Como você ouve música? A pergunta não é banal, pois nela se joga uma certa maneira de estar no mundo. Para muitos, ouvir música possui uma finalidade prática, funcional, utilitária: acabar com o silêncio incômodo, preencher o fundo sonoro de um churrasco, suportar o congestionamento do trânsito, atravessar uma longa viagem de ônibus ou tornar mais suportáveis as tarefas domésticas. Nessas situações, a música funciona como um anestésico , um amortecedor do real. Ela não amplia nossa potência de existir; ao contrário, serve para tornar o mundo tolerável; nos faz aceitar suas misérias.
Nesse caso, a música não nos conecta ao mundo, mas nos separa dele. Ela se transforma em um invólucro protetor, uma bolha que nos envolve por alguns minutos ou horas, criando uma distância segura em relação ao que nos cerca. Escutamos música para não ouvir a cidade, para não olhar a rua, para não ouvir o outro, para não ouvir a nós mesmos. É assim que aprendemos a tolerar o intolerável: em vez de um corpo a corpo com o real, nos blindamos contra ele.

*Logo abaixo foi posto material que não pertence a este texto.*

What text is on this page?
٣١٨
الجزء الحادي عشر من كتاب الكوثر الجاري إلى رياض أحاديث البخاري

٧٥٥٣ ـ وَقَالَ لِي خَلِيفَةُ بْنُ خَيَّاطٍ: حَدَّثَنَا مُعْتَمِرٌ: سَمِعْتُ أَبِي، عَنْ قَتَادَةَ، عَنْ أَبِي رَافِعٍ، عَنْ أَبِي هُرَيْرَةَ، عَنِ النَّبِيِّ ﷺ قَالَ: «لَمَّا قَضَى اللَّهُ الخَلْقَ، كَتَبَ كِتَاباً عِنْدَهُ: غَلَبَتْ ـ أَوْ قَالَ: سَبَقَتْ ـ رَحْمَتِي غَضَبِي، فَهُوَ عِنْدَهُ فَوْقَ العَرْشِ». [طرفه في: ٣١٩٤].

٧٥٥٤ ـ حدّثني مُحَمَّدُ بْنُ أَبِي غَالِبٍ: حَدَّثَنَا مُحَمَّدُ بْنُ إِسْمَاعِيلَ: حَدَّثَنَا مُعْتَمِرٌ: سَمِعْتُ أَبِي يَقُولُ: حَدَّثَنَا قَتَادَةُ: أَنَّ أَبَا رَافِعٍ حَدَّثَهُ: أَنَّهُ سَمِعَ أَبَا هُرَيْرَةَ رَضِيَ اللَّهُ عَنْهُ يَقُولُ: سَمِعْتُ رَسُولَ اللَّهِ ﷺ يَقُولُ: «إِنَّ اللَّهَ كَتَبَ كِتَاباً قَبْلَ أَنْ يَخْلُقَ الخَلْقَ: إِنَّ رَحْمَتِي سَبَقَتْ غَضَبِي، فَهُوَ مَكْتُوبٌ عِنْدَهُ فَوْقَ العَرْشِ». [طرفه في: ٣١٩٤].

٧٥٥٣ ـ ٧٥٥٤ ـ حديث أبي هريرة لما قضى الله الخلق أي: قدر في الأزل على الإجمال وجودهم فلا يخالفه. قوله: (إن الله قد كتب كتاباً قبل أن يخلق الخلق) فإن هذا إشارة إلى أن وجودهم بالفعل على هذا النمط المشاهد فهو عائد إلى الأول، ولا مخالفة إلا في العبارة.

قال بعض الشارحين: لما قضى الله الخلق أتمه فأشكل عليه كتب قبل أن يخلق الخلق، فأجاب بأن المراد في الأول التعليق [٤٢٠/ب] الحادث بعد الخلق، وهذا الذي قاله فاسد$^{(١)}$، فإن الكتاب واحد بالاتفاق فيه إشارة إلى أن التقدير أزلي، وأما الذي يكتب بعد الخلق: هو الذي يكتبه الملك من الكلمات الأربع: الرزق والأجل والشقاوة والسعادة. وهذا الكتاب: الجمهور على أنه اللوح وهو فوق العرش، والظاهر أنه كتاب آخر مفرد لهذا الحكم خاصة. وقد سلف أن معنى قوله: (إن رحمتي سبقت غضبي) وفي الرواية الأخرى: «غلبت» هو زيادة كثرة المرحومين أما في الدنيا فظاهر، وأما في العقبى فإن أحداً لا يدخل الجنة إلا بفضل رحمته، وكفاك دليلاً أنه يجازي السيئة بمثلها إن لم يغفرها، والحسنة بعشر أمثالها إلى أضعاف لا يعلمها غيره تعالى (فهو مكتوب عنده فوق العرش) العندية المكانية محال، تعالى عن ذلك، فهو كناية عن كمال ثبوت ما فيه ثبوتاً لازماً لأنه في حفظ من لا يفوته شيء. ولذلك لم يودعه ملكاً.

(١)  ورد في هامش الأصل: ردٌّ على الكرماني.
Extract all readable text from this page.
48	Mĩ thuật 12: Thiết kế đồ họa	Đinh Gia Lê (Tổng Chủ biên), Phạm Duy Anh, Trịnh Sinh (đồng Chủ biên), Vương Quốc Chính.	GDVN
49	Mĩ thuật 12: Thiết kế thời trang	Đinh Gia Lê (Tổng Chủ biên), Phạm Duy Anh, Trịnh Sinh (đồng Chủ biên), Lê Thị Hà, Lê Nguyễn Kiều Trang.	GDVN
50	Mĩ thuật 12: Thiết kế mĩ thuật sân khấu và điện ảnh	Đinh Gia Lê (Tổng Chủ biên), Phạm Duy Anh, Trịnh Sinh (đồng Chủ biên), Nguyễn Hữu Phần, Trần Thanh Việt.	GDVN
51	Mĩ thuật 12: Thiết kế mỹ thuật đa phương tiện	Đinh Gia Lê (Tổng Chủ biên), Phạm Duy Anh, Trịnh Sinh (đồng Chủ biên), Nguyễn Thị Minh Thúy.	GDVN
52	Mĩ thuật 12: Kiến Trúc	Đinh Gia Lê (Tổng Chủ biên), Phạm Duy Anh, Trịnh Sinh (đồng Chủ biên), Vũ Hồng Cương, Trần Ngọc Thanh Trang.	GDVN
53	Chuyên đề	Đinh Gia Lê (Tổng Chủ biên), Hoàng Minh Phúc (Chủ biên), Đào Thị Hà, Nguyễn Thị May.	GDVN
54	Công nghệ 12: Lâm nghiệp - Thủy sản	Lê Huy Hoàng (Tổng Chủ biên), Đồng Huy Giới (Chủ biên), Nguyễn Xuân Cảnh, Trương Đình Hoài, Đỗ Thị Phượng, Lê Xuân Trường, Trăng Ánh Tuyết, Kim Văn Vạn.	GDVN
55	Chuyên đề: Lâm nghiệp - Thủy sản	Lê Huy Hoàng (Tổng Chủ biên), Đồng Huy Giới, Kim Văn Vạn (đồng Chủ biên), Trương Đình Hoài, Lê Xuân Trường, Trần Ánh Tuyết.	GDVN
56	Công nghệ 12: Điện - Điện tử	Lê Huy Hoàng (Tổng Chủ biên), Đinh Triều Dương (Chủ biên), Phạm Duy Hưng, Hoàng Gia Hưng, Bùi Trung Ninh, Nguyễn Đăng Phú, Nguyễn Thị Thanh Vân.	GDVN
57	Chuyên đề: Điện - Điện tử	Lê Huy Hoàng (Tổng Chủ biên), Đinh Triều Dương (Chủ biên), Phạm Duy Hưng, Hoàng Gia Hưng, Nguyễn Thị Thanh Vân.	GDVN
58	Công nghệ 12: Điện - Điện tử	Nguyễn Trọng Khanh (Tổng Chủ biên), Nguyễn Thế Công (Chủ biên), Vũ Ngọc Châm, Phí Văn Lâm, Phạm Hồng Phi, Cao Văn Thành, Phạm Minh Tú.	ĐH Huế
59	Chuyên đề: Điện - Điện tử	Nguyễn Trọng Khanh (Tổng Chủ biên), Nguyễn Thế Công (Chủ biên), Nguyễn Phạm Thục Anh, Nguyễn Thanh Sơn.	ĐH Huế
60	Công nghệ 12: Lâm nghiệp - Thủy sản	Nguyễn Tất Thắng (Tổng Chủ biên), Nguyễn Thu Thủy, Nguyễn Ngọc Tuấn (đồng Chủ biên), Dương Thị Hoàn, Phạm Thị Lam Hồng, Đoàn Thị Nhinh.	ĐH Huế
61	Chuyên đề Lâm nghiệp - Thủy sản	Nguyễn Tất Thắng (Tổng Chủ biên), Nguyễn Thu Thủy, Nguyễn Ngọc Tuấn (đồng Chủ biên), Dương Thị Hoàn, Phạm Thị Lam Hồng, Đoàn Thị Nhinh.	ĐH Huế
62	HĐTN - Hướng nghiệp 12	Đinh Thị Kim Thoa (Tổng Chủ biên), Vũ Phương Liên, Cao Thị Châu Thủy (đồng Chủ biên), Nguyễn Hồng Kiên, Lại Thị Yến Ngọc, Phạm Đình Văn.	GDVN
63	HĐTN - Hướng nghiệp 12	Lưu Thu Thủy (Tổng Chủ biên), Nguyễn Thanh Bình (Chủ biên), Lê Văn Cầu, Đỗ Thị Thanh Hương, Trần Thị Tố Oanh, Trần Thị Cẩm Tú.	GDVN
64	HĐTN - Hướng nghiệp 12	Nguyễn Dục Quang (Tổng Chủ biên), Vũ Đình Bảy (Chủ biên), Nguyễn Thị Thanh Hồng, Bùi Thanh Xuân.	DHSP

Não seria mais interessante, porém, observar a cidade durante uma viagem de carro ou de ônibus e nos tornarmos "videntes", em vez de fazermos da música um devir-cego? Quando o nosso espírito é continuamente petrificado pelos estímulos sensório-motores automáticos, nossa capacidade de ação diminui, pois diminui também nossa potência de existir. Os clichês físicos e psíquicos que flutuam por toda parte nos ensinam a suportar tudo, a aceitar tudo, a não reagir a nada. A indústria da música, nesse contexto, funciona como uma poderosa fábrica de clichês: ritmos, fórmulas, afetos prontos que mantêm o ouvinte em um estado de reconhecimento e passividade.
Há, contudo, uma outra maneira de ouvir música. Se, para você, ouvir música não tem uma finalidade exterior, se o próprio ato de ouvir é a finalidade em si, então a música deixa de ser fundo sonoro e se torna experimentação. Quando ouvir música é uma experimentação, nada está dado de antemão. Não há um esquema automático a ser reproduzido, nem uma resposta previsível a ser esperada. A experimentação rompe o esquema sensório-motor habitual e nos coloca em contato direto com imagens sonoras puras e com as sensações que delas emergem.
Nesse caso, a mesma música nunca se repete. A cada escuta, ela produz uma experiência diferente, pois nós mesmos já não somos os mesmos. A música deixa de ser algo que usamos e passa a ser algo que nos transforma. Ela nos ensina a ver e a ouvir o mundo novamente, porque, ao aprender a ouvir música, reaprendemos a ouvir o mundo. Ouvir o outro, ouvir a cidade, ouvir a natureza, ouvir o universo. A escuta se torna uma prática ética e sensível.
Existe, portanto, uma maneira de ouvir música que rebaixa, pois nos protege do mundo e nos afasta da vida, e uma maneira de ouvir música que eleva, porque nos reconecta ao real e intensifica a existência. Nesta segunda via, a música não anestesia, mas desperta. Ela afina nossa percepção, amplia nossa sensibilidade e nos devolve ao mundo com mais atenção e mais rigor.
Quando a música nos ensina a ver e a ouvir melhor, a injustiça deixa de ser tolerável. O que antes era suportado como normal passa a aparecer como insuportável. Tornamo-nos videntes: passamos a ver o mundo como ele é, sem os clichês que o tornam aceitável. E quando já não toleramos o intolerável, abre-se no horizonte um novo campo de possibilidades — a possibilidade de inventar novos modos de vida, novos gestos, novos mundos.
Só para quem a vida é um fardo a música é escutada sem experimentação. Para quem ainda aposta na potência da vida, ouvir música é sempre uma linha de fuga, um encontro e uma abertura.